Когда я подошел ближе и увидел это, сначала громко восславил господа, а потом крикнул ему: «Разве назовешь свой поступок царской мудростью? Ты покинул царство и сидишь здесь у каджей! Отчего не встанешь, разве твое место тут? Вставай, иначе, клянусь, терпение мое иссякнет!»
Услышал Джимшед мой голос, пришел немного в себя, взглянул на меня и резво вскочил. Крикнул мне: «Иди сюда!» А я в ответ: «Ты ступай сюда, я туда не приду, а если приду — плохо придется этой твоей царице. Иди сюда, сядем на коней».
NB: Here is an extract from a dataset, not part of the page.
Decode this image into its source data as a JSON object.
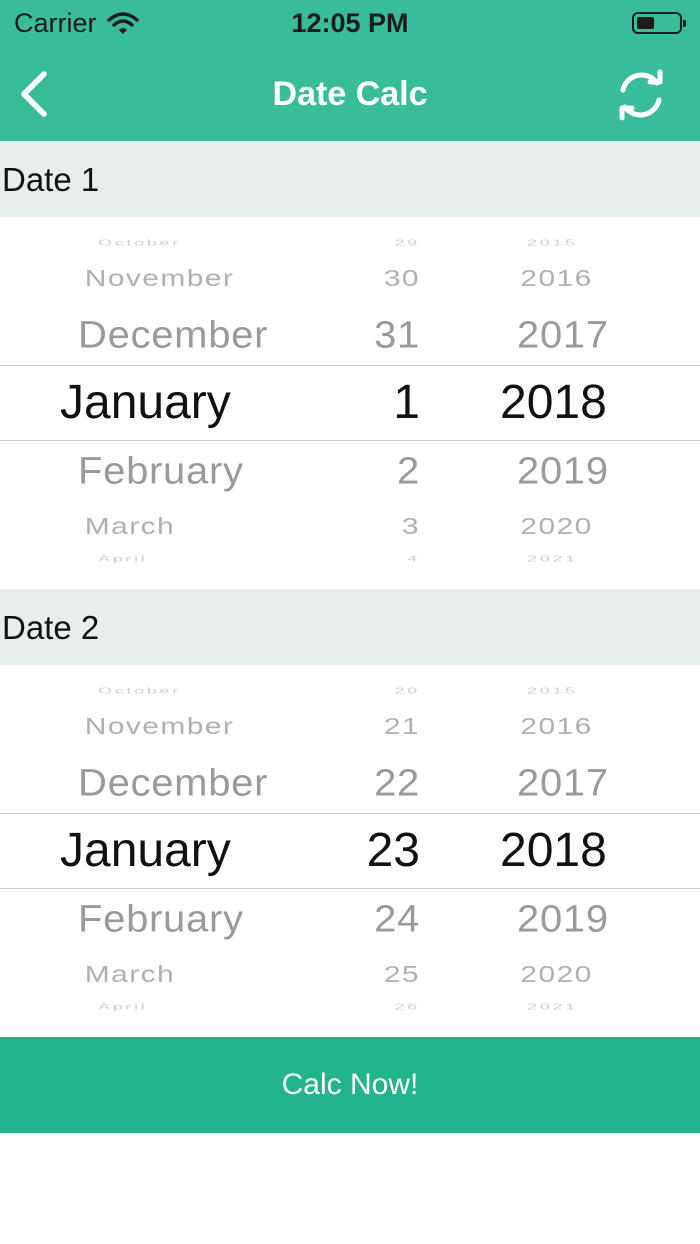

Когда Джимшед двинулся ко мне, колдунья схватила его за полу. «Куда, — говорит, — идешь?» А Джимшеду помог господь, вдруг на него нашло просветление, и отвечал он так: «О Господи, не сидеть же мне век с тобой, что ж, я и слугу своего повидать не могу?» Как услышала царица от него такие слова, поняла, что он образумился, вскочила и она, лицо ее преобразилось и сделалось ужасным. Начала она кричать грозным голосом, и стали стекаться к ней рати. Столько воинов собралось, будто весь мир сюда пожаловал. Сказал я Джимшеду: «Все это но твоей вине, ты и давай им ответ!» Что было делать? Стали мы биться, а ведьма та все кричала, войска все прибывали, и не было им конца. Устали мы размахивать саблями и палицами, сколько мы убивали, в два раза больше того растаптывал копытами Несчастливый, но не становилось меньше воинов-каджей. Разгневался я и сказал: «Если б была она настоящей царицей, и тогда не уступил бы я ей, а ведьме не уступлю и подавно». Погнал я на нее коня, ударил саблей по голове и рассек ее пополам. Как убил я царицу, тотчас исчезли и войска: ни мертвых не осталось, ни живых. Джимшед, сказать по правде, пожалел было о гибели колдуньи, но я не дал ему опомниться, посадил на Несчастливого и повез против его воли, иначе не получилось бы ничего путного.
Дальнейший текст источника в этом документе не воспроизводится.